Defending the virtues of liberty, free markets, and civilization... plus some commentary on the passing scene.

Freedom's Fidelity

Tuesday, February 24, 2004

Just Dial 911?

From the Chicago Tribune:
A Wilmette man who was cited for violating the village's handgun ban after he shot an intruder in his kitchen has invoked U.S. Supreme Court rulings on sodomy and pornography laws to argue that the gun ban violates his privacy rights, his lawyer said.

Hale DeMar's attorney has asked a Cook County circuit judge to dismiss his case and order the village to pay DeMar's legal bills.

"I want the court to say, 'The Village of Wilmette cannot come into his home and take his gun under this ordinance. They are invading his right to privacy,'" said Robert Orman, DeMar's attorney.

But legal experts said that although the defense strategy is original and possibly unprecedented, it is a long shot, because the courts have wide latitude to determine what is protected under constitutional privacy guarantees.

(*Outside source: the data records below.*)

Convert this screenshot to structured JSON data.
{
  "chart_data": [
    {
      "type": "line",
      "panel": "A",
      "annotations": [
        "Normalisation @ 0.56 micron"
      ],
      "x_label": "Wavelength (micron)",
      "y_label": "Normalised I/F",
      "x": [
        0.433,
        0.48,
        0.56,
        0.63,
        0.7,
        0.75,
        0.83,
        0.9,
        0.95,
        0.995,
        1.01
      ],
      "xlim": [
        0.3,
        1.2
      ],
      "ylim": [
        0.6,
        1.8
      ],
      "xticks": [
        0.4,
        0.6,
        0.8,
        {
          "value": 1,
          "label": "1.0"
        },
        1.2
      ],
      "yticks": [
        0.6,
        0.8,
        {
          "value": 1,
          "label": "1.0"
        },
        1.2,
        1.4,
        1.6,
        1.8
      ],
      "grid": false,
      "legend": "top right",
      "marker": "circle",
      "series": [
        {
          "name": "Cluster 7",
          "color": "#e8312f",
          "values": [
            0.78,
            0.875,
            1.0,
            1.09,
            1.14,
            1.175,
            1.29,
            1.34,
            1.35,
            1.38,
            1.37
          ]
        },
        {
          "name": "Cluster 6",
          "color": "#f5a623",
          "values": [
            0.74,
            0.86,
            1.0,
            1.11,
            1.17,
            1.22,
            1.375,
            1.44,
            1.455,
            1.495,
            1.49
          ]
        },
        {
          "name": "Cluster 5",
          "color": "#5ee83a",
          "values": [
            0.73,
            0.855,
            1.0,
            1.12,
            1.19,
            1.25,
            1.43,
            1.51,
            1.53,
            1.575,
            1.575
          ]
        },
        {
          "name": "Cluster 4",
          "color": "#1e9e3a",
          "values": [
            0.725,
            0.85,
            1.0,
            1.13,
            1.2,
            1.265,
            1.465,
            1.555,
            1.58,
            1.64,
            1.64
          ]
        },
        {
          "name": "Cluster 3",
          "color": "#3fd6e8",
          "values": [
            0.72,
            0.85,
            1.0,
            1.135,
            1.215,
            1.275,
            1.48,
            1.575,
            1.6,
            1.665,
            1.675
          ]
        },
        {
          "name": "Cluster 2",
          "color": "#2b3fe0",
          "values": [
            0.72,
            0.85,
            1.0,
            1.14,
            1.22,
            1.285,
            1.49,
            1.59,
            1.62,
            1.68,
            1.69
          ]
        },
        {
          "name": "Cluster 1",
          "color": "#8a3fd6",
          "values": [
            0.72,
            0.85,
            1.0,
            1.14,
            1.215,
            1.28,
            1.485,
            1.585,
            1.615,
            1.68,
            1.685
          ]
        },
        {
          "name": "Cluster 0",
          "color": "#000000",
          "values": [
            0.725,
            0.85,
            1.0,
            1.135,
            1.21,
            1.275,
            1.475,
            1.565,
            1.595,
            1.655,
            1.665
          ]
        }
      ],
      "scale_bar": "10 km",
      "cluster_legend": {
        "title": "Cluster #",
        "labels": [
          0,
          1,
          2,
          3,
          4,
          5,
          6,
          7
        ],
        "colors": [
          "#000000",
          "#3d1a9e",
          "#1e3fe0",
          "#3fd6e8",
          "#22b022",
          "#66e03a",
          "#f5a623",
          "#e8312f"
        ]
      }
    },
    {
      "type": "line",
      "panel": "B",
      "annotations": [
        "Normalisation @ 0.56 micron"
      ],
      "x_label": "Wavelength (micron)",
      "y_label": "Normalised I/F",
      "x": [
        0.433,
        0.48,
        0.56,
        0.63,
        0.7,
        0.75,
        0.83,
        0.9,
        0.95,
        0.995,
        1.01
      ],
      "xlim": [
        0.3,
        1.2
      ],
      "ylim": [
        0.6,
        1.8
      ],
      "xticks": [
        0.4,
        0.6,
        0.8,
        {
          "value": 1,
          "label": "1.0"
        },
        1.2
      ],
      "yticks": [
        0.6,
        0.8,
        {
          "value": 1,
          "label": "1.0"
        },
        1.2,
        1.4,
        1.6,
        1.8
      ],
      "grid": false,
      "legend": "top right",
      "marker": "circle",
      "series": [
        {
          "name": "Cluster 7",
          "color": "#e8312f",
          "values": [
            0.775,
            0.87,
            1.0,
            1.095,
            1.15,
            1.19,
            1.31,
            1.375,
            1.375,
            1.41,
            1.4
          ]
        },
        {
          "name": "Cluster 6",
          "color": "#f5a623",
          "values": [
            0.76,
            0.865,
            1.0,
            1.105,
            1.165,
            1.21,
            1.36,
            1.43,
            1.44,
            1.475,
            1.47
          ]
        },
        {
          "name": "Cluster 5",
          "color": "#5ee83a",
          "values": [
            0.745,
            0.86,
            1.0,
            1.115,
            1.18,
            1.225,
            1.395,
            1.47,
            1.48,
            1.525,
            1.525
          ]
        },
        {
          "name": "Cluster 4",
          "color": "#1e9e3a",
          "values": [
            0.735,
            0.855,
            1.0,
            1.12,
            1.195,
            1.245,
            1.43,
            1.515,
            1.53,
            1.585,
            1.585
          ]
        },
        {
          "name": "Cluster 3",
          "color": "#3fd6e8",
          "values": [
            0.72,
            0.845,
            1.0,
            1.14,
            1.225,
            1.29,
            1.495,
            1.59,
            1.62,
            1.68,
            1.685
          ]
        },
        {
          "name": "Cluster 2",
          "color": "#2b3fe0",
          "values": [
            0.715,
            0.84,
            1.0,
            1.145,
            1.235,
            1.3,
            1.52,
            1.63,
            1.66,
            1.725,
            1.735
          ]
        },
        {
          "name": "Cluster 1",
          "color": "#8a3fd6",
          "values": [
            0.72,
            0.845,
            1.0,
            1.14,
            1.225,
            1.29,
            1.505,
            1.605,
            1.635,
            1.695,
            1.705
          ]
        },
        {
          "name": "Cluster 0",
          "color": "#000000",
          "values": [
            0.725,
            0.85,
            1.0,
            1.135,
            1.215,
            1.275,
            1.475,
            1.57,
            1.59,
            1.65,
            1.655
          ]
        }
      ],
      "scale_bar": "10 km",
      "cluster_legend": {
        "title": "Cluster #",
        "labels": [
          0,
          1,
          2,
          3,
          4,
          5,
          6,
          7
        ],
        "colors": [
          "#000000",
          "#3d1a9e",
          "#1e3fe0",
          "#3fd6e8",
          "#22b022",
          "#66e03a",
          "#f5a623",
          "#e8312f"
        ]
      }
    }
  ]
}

Demar was charged with misdemeanors for illegally owning a pair of handguns and faces a fine of $750. Robert Orman (Demar's lawyer), cited the recent Supreme Court decision that upheld a right to privacy and overturned Texas' sodomy laws, and argues that the village and its gun-ban ordinance "punish Demar for protecting himself and his family" and "strip Demar of his constitutional right to privacy in the home." He also emphasized that they are not necessarily seeking to overturn the ban but instead add a "judicial gloss" that would prevent its enforcement in cases of self-defense.

Village attorney, Tim Frenzer, of course disagrees, characterizing Demar's defense as "completely lacking in merit" and "beyond reasonable debate." The default advice seems to be: "Just dial 911." But the police can't be everywhere and certainly can't prevent every crime. Lots of them happen (598 murders in Chicago last year - and the city has a gun ban). Not only can they not prevent all (or even most) crimes, the government has no legal obligation to do so. Courts have continually reaffirmed that police owe a duty to protect the public in general, but not to protect any particular individual.

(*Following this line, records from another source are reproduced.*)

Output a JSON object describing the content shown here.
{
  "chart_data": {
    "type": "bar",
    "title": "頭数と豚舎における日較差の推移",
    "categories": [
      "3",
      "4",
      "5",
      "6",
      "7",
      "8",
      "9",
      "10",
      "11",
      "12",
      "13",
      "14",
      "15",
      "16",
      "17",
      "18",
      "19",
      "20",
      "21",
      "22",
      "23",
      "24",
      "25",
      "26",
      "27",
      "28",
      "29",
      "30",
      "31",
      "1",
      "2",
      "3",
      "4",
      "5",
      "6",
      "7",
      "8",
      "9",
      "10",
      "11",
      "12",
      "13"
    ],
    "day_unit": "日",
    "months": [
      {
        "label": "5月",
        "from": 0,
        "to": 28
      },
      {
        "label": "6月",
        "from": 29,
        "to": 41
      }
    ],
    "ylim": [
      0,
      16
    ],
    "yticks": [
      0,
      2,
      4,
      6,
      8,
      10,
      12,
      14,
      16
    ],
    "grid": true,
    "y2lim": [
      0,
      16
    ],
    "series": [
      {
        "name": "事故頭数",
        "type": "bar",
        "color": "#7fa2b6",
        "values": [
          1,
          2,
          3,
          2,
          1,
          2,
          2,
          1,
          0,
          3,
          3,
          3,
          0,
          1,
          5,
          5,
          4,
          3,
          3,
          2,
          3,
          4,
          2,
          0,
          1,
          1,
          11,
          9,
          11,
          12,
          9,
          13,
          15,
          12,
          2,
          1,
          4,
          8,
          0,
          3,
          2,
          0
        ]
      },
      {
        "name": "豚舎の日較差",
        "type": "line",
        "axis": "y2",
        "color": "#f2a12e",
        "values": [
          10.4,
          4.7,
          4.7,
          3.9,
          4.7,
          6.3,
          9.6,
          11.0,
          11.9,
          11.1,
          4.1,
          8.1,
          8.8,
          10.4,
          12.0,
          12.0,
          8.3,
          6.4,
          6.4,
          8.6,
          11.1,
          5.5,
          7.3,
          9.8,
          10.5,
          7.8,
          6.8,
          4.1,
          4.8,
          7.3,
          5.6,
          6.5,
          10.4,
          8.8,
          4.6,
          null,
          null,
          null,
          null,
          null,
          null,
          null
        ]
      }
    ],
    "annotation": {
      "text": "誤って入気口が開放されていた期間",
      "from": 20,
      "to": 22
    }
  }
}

So here's the situation, the government creates a police force and a 911 emergency system, then announces to the world that you are prohibited from obtaining private defense in the form of firearms. Of course, because the police can't be everywhere, violent criminals still possess these weapons and now they know that you don't.

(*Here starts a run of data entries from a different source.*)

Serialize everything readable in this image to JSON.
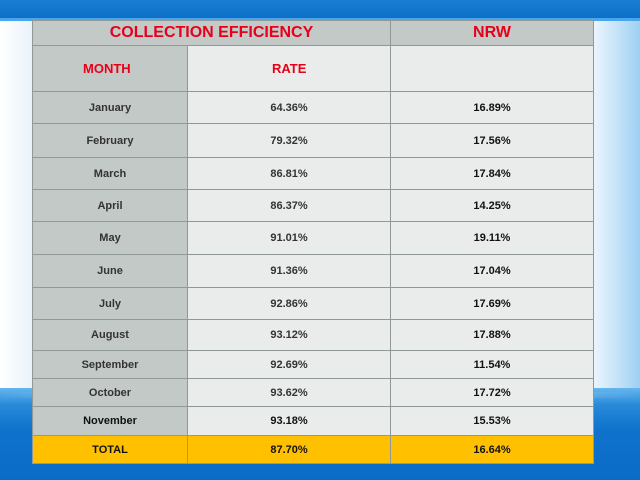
{
  "table": {
    "header": {
      "left": "COLLECTION EFFICIENCY",
      "right": "NRW"
    },
    "subheader": {
      "month": "MONTH",
      "rate": "RATE",
      "nrw": ""
    },
    "rows": [
      {
        "month": "January",
        "rate": "64.36%",
        "nrw": "16.89%"
      },
      {
        "month": "February",
        "rate": "79.32%",
        "nrw": "17.56%"
      },
      {
        "month": "March",
        "rate": "86.81%",
        "nrw": "17.84%"
      },
      {
        "month": "April",
        "rate": "86.37%",
        "nrw": "14.25%"
      },
      {
        "month": "May",
        "rate": "91.01%",
        "nrw": "19.11%"
      },
      {
        "month": "June",
        "rate": "91.36%",
        "nrw": "17.04%"
      },
      {
        "month": "July",
        "rate": "92.86%",
        "nrw": "17.69%"
      },
      {
        "month": "August",
        "rate": "93.12%",
        "nrw": "17.88%"
      },
      {
        "month": "September",
        "rate": "92.69%",
        "nrw": "11.54%"
      },
      {
        "month": "October",
        "rate": "93.62%",
        "nrw": "17.72%"
      },
      {
        "month": "November",
        "rate": "93.18%",
        "nrw": "15.53%"
      }
    ],
    "total": {
      "month": "TOTAL",
      "rate": "87.70%",
      "nrw": "16.64%"
    }
  },
  "colors": {
    "header_text": "#e8001a",
    "month_column_bg": "#c2c9c7",
    "cell_bg": "#e9eceb",
    "total_row_bg": "#ffc000",
    "slide_blue": "#0d6fc7"
  }
}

Demar is all to aware of this. The intruder that he shot, Mario Billings, forced his way into his house for the second time in 24 hours. The police were unable to prevent the same crime perpetrated by the same man in the same location twice in the span of a day. If Demar had followed the law he and his family would have been left defenseless holding a telephone instead of a gun.

The police can't always protect you, so you rely on 911. Unfortunately, emergency response teams rarely get to the scene in time to prevent the crime, and they don't have a legal obligation to show up at all so you can't sue (assuming you've survived the incident). Too often citizens dial 911 and die, and assuming Demar loses his case, government policy will continue to turn people into crime statistics.